Access to U.S. Conservation Reserve Program (CRP) lands greatly improves honey bee colony health. The honey bee nutritional landscape is critical to the sustainability of commercial beekeeping and modern agriculture, but such landscapes are diminishing rapidly. ARS researchers in Tucson, AZ, exposed colonies to either USDA CRP lands or intensively cultivated landscapes and found that colony survival and future pollination potential were significantly improved by habitat conservation efforts. Colonies exposed to CRP landscapes showed markedly improved size, performance, and function. Mirroring these increases, functions that increase disease resistance were significantly greater in colonies exposed to CRP landscapes compared with those that were exposed to intensive agriculture. The study validates the overwhelming utility of U.S. conservation lands in pollinator health.

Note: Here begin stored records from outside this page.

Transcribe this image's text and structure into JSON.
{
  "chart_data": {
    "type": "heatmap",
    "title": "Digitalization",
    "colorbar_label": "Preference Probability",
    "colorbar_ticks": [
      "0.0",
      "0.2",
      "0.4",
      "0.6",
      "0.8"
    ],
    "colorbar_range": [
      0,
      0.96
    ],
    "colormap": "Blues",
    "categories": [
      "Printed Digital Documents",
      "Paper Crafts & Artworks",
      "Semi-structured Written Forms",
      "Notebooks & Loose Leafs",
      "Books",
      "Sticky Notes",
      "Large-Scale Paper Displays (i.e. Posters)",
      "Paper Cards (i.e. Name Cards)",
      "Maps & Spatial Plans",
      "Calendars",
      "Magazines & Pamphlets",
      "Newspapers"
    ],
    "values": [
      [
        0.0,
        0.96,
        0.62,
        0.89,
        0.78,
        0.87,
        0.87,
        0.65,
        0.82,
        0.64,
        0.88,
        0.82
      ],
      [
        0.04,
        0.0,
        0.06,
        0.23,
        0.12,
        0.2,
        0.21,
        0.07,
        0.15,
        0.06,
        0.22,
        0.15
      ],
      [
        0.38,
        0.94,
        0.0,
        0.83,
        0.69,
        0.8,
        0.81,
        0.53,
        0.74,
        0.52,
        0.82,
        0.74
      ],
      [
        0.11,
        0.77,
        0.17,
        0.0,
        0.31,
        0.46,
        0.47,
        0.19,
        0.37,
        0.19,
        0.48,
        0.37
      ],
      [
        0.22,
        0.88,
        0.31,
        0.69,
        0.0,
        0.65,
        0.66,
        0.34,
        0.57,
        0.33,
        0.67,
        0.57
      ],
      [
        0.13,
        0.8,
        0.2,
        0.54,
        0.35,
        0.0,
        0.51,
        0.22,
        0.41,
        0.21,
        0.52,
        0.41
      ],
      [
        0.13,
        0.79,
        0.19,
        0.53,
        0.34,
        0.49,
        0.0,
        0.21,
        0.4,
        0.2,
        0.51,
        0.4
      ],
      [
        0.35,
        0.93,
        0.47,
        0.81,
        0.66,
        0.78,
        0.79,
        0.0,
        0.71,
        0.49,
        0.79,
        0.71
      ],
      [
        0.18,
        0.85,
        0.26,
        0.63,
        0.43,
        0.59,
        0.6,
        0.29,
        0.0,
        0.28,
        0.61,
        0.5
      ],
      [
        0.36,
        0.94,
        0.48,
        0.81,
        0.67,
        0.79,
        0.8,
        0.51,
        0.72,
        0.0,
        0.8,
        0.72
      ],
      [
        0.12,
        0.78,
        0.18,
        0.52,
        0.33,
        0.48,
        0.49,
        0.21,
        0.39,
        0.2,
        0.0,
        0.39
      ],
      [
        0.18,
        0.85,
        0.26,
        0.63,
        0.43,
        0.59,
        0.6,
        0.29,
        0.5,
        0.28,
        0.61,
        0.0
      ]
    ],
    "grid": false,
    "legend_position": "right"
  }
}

Centipedegrass lawns support numerous bee species. In the United States, turfgrasses are a major component of the landscape and cover more than 40 million acres. Centipedegrass is a warm-season turfgrass that is often grown in the southeastern United States. Recently, honeybees were documented collecting pollen from the flower structures of centipedegrass. To understand the role of turf species such as centipedegrass in supporting pollinators, ARS researchers in Tifton, GA, and scientists from the University of Georgia surveyed bees in centipedegrass lawns in central and southern Georgia. Numerous bees were observed, of which 79 percent were Lasioglossum species (sweat bees). Minor species observed included long-horned bees; other species of sweat bees, including metallic green sweat bees; bumble bees; leafcutter bees; and small carpenter bees. These data indicate that diverse bees are residing in or near lawns and forage in and around the lawns seeking centipedegrass flowers. The knowledge that many bees are present in centipedegrass lawns indicates that homeowners and landscape managers should apply insecticides conservatively, since certain insecticides are toxic to foraging bees in lawns.

Impact of climate change on alpine bee communities. Bees in alpine environments face many challenges, including harsh weather and finding floral hosts. Climate change can disrupt plant-pollinator systems through a temporal mismatch, if bees and flowering plants differ in their phenological responses to warming temperatures. While the cues that trigger flowering are well understood, little is known about what determines bee phenology. A 9-year study in the Colorado Rocky Mountains by ARS scientist in Logan, UT, found that bee emergence was sensitive to snowmelt timing, but that bee phenology was less sensitive than flower phenology to climatic variation, potentially reducing the synchrony of flowers and pollinators. However, large-scale outbreaks of bark beetles result in more dead trees but also greater diversity and number of flowers in the open canopy, which resulted in greater alpine bee diversity and numbers, suggesting that outbreaks may aid in conservation of pollinators in forests.